GOBankingRates spoke to tax experts to reveal tax filing mistakes that can cost investors $3,000 or more each year. Here’s what they said.

Treating Taxes as a Once-a-Year Event

If you’re like many people, taxes only come to mind during filing season. But by then, you’ll have missed out on many opportunities that could reduce your tax bill.

The biggest filing mistake I see is treating taxes as a once-a-year chore instead of a year-long process,” said Christina Taylor, vice president of tax development and delivery at April. “When people only think about their return in February or April, they miss credits and optimizations they’re actually eligible for.”

Missing Tax-Loss Harvesting Opportunities

Tax-loss harvesting allows you to sell underperforming investments in taxable accounts at a loss to offset gains or reduce taxable income. If losses are more than the gains, you can use up to $3,000 annually to offset ordinary income and carry forward the rest to future years.
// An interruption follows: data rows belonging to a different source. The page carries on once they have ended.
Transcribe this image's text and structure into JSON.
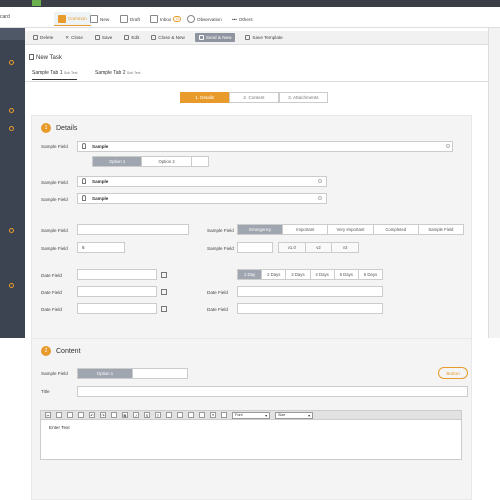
{
  "nav": {
    "left_label": "card",
    "items": [
      {
        "label": "Common"
      },
      {
        "label": "New"
      },
      {
        "label": "Draft"
      },
      {
        "label": "Inbox",
        "badge": "10"
      },
      {
        "label": "Observation"
      },
      {
        "label": "Others"
      }
    ]
  },
  "toolbar": {
    "buttons": [
      {
        "label": "Delete"
      },
      {
        "label": "Close"
      },
      {
        "label": "Save"
      },
      {
        "label": "Edit"
      },
      {
        "label": "Close & New"
      },
      {
        "label": "Send & New"
      },
      {
        "label": "Save Template"
      }
    ]
  },
  "page": {
    "title": "New Task"
  },
  "tabs": [
    {
      "label": "Sample Tab 1",
      "sub": "Sub Text"
    },
    {
      "label": "Sample Tab 2",
      "sub": "Sub Text"
    }
  ],
  "steps": [
    {
      "label": "1.  Details"
    },
    {
      "label": "2.  Content"
    },
    {
      "label": "3.  Attachments"
    }
  ],
  "details": {
    "num": "1",
    "title": "Details",
    "f1_label": "Sample Field",
    "f1_value": "Sample",
    "opt1": "Option 1",
    "opt2": "Option 2",
    "f2_label": "Sample Field",
    "f2_value": "Sample",
    "f3_label": "Sample Field",
    "f3_value": "Sample",
    "f4_label": "Sample Field",
    "f5_label": "Sample Field",
    "f5_value": "6",
    "f6_label": "Sample Field",
    "priority": [
      "Emergency",
      "Important",
      "Very Important",
      "Completed",
      "Sample Field"
    ],
    "f7_label": "Sample Field",
    "ver": [
      "v1.0",
      "v2",
      "v3"
    ],
    "date_label": "Date Field",
    "days": [
      "1 Day",
      "2 Days",
      "3 Days",
      "4 Days",
      "5 Days",
      "6 Days"
    ]
  },
  "content": {
    "num": "2",
    "title": "Content",
    "f1_label": "Sample Field",
    "opt1": "Option 1",
    "button": "Button",
    "title_label": "Title",
    "font_select": "Font",
    "size_select": "Size",
    "editor_text": "Enter Text"
  }
}
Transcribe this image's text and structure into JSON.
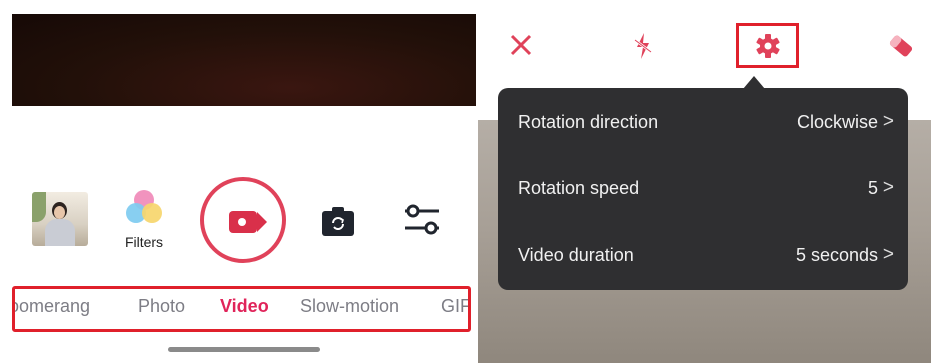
{
  "left_panel": {
    "filters_label": "Filters",
    "modes": [
      "oomerang",
      "Photo",
      "Video",
      "Slow-motion",
      "GIF"
    ],
    "active_mode": "Video",
    "icons": {
      "gallery": "gallery-thumbnail",
      "filters": "filters-icon",
      "record": "video-record-icon",
      "flip": "camera-flip-icon",
      "settings": "sliders-icon"
    }
  },
  "right_panel": {
    "toolbar_icons": [
      "close-icon",
      "flash-off-icon",
      "gear-icon",
      "eraser-icon"
    ],
    "settings_popup": {
      "rows": [
        {
          "label": "Rotation direction",
          "value": "Clockwise"
        },
        {
          "label": "Rotation speed",
          "value": "5"
        },
        {
          "label": "Video duration",
          "value": "5 seconds"
        }
      ],
      "chevron": ">"
    }
  },
  "colors": {
    "accent_red": "#e0425a",
    "highlight_box": "#e0202b",
    "active_mode": "#e0245a",
    "popup_bg": "#2f2f31"
  }
}
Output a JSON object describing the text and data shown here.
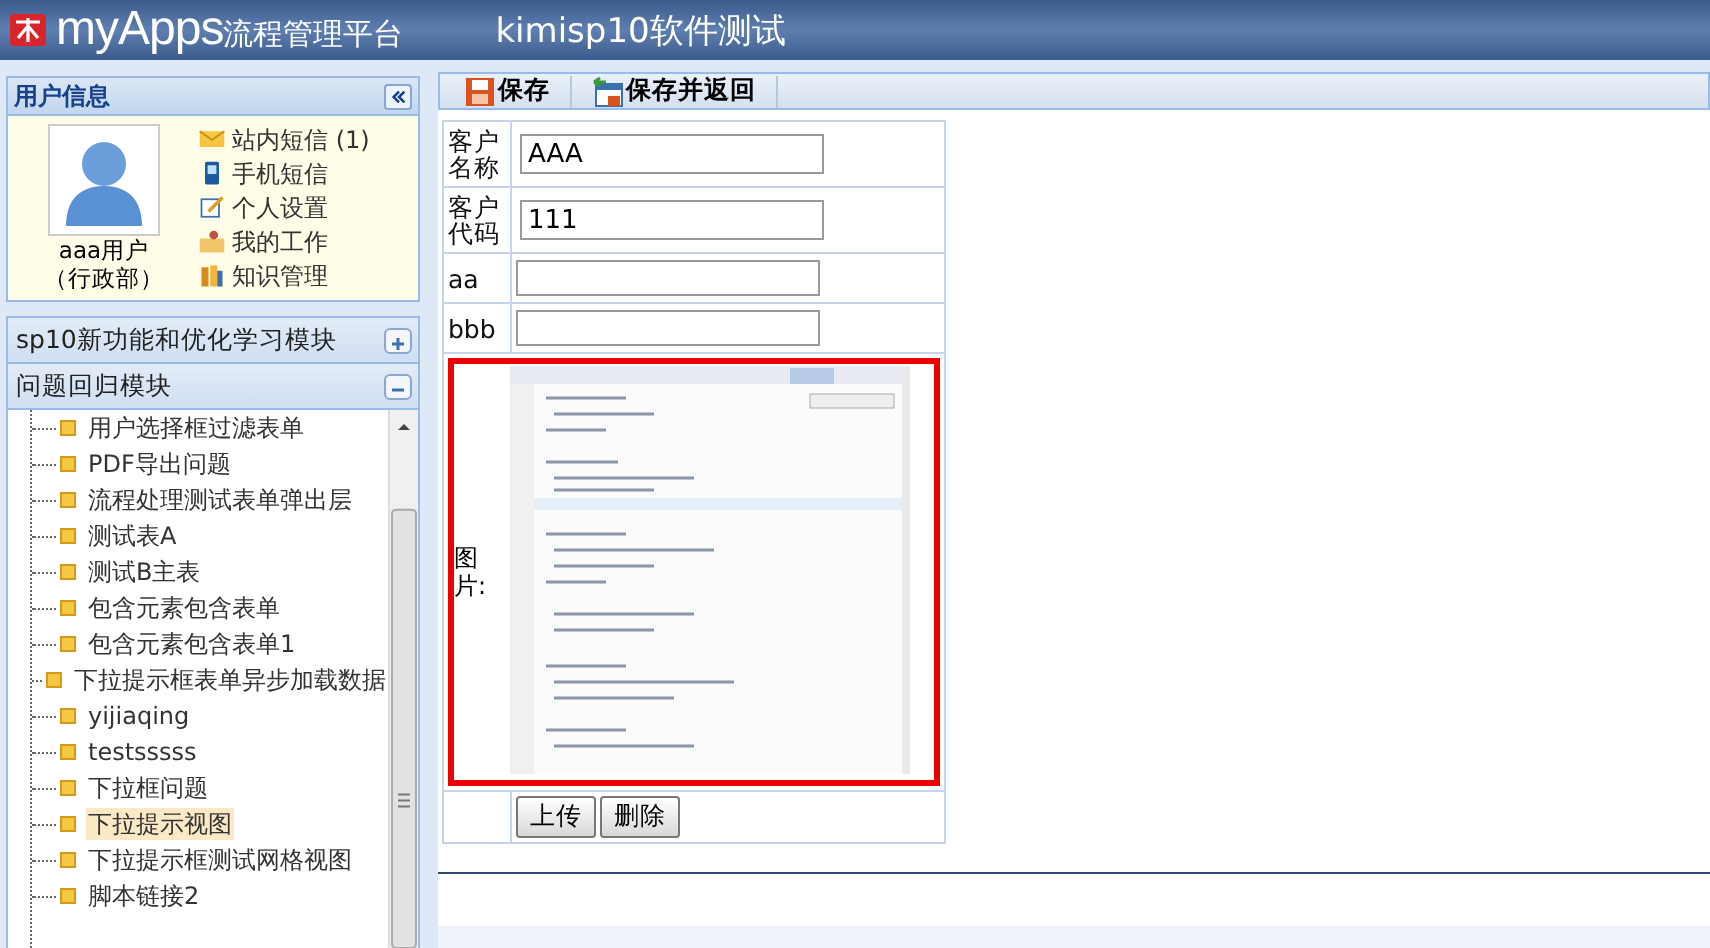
{
  "header": {
    "logo": "myApps",
    "platform": "流程管理平台",
    "app_title": "kimisp10软件测试"
  },
  "user_panel": {
    "title": "用户信息",
    "user_name": "aaa用户",
    "department": "（行政部）",
    "links": [
      {
        "kind": "mail",
        "label": "站内短信 (1)"
      },
      {
        "kind": "phone",
        "label": "手机短信"
      },
      {
        "kind": "edit",
        "label": "个人设置"
      },
      {
        "kind": "work",
        "label": "我的工作"
      },
      {
        "kind": "knowledge",
        "label": "知识管理"
      }
    ]
  },
  "modules": [
    {
      "label": "sp10新功能和优化学习模块",
      "expanded": false
    },
    {
      "label": "问题回归模块",
      "expanded": true
    }
  ],
  "tree_items": [
    {
      "label": "用户选择框过滤表单",
      "selected": false
    },
    {
      "label": "PDF导出问题",
      "selected": false
    },
    {
      "label": "流程处理测试表单弹出层",
      "selected": false
    },
    {
      "label": "测试表A",
      "selected": false
    },
    {
      "label": "测试B主表",
      "selected": false
    },
    {
      "label": "包含元素包含表单",
      "selected": false
    },
    {
      "label": "包含元素包含表单1",
      "selected": false
    },
    {
      "label": "下拉提示框表单异步加载数据",
      "selected": false
    },
    {
      "label": "yijiaqing",
      "selected": false
    },
    {
      "label": "testsssss",
      "selected": false
    },
    {
      "label": "下拉框问题",
      "selected": false
    },
    {
      "label": "下拉提示视图",
      "selected": true
    },
    {
      "label": "下拉提示框测试网格视图",
      "selected": false
    },
    {
      "label": "脚本链接2",
      "selected": false
    }
  ],
  "toolbar": [
    {
      "kind": "save",
      "label": "保存"
    },
    {
      "kind": "save_return",
      "label": "保存并返回"
    }
  ],
  "form": {
    "fields": [
      {
        "label": "客户名称",
        "value": "AAA"
      },
      {
        "label": "客户代码",
        "value": "111"
      },
      {
        "label": "aa"
      },
      {
        "label": "bbb"
      }
    ],
    "image_field": {
      "label": "图片:",
      "buttons": [
        "上传",
        "删除"
      ]
    }
  }
}
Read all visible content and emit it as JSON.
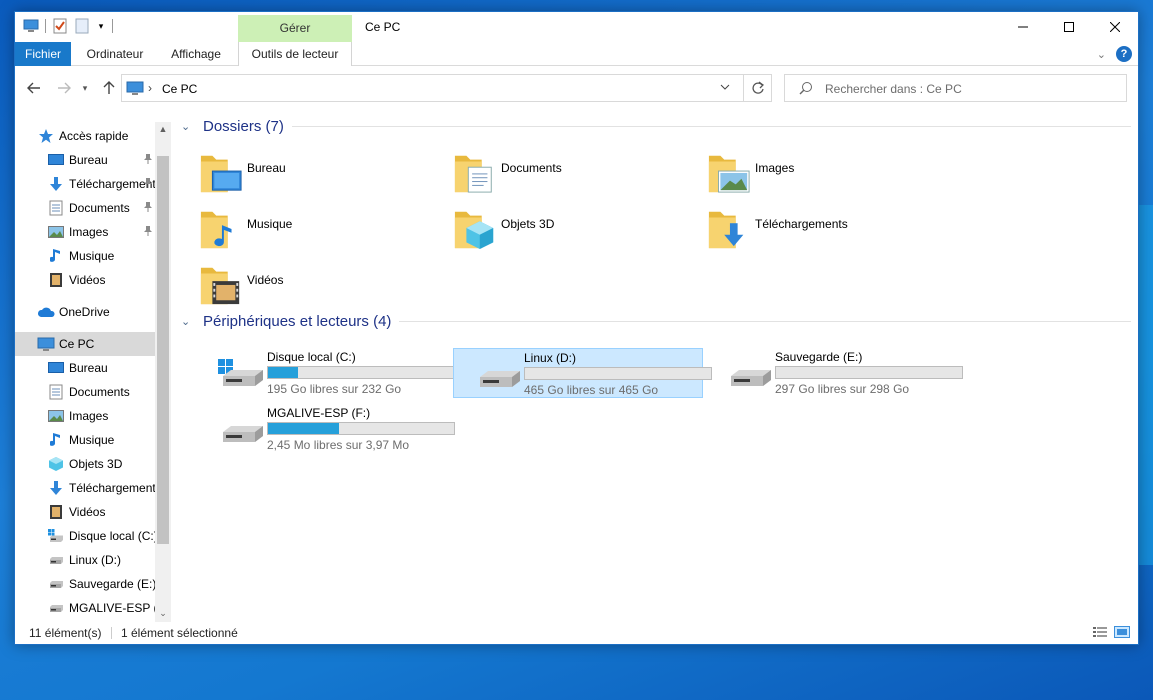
{
  "window": {
    "title": "Ce PC",
    "manage_tab": "Gérer"
  },
  "ribbon": {
    "tabs": [
      "Fichier",
      "Ordinateur",
      "Affichage",
      "Outils de lecteur"
    ]
  },
  "address": {
    "path": "Ce PC",
    "search_placeholder": "Rechercher dans : Ce PC"
  },
  "sidebar": {
    "quick_access": "Accès rapide",
    "quick_items": [
      {
        "label": "Bureau",
        "icon": "desktop-icon"
      },
      {
        "label": "Téléchargements",
        "icon": "download-icon"
      },
      {
        "label": "Documents",
        "icon": "document-icon"
      },
      {
        "label": "Images",
        "icon": "image-icon"
      },
      {
        "label": "Musique",
        "icon": "music-icon"
      },
      {
        "label": "Vidéos",
        "icon": "video-icon"
      }
    ],
    "onedrive": "OneDrive",
    "this_pc": "Ce PC",
    "pc_items": [
      {
        "label": "Bureau"
      },
      {
        "label": "Documents"
      },
      {
        "label": "Images"
      },
      {
        "label": "Musique"
      },
      {
        "label": "Objets 3D"
      },
      {
        "label": "Téléchargements"
      },
      {
        "label": "Vidéos"
      },
      {
        "label": "Disque local (C:)"
      },
      {
        "label": "Linux (D:)"
      },
      {
        "label": "Sauvegarde (E:)"
      },
      {
        "label": "MGALIVE-ESP (F:)"
      }
    ]
  },
  "content": {
    "folders_header": "Dossiers (7)",
    "folders": [
      {
        "name": "Bureau",
        "overlay": "desktop"
      },
      {
        "name": "Documents",
        "overlay": "document"
      },
      {
        "name": "Images",
        "overlay": "image"
      },
      {
        "name": "Musique",
        "overlay": "music"
      },
      {
        "name": "Objets 3D",
        "overlay": "cube"
      },
      {
        "name": "Téléchargements",
        "overlay": "download"
      },
      {
        "name": "Vidéos",
        "overlay": "video"
      }
    ],
    "devices_header": "Périphériques et lecteurs (4)",
    "drives": [
      {
        "name": "Disque local (C:)",
        "free": "195 Go libres sur 232 Go",
        "used_fraction": 0.16,
        "windows_logo": true,
        "selected": false
      },
      {
        "name": "Linux (D:)",
        "free": "465 Go libres sur 465 Go",
        "used_fraction": 0.0,
        "windows_logo": false,
        "selected": true
      },
      {
        "name": "Sauvegarde (E:)",
        "free": "297 Go libres sur 298 Go",
        "used_fraction": 0.0,
        "windows_logo": false,
        "selected": false
      },
      {
        "name": "MGALIVE-ESP (F:)",
        "free": "2,45 Mo libres sur 3,97 Mo",
        "used_fraction": 0.38,
        "windows_logo": false,
        "selected": false
      }
    ]
  },
  "status": {
    "count": "11 élément(s)",
    "selection": "1 élément sélectionné"
  },
  "colors": {
    "accent": "#1979ca",
    "manage": "#cdf0b6",
    "drive_fill": "#26a0da",
    "selection": "#cce8ff"
  }
}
“Failure to realize losses during down markets inhibits capabilities to offset gains or reduce ordinary income up to $3,000 a year,” said David Kang, taxation advisor and founder at Keeper Tax. “Too often, investors hold losers for too long and lose the potential tax benefits.”

Timing matters because markets don’t stay down forever. As Kang concluded, “When to pull the trigger matters for the final tax bill as well as investment performance.”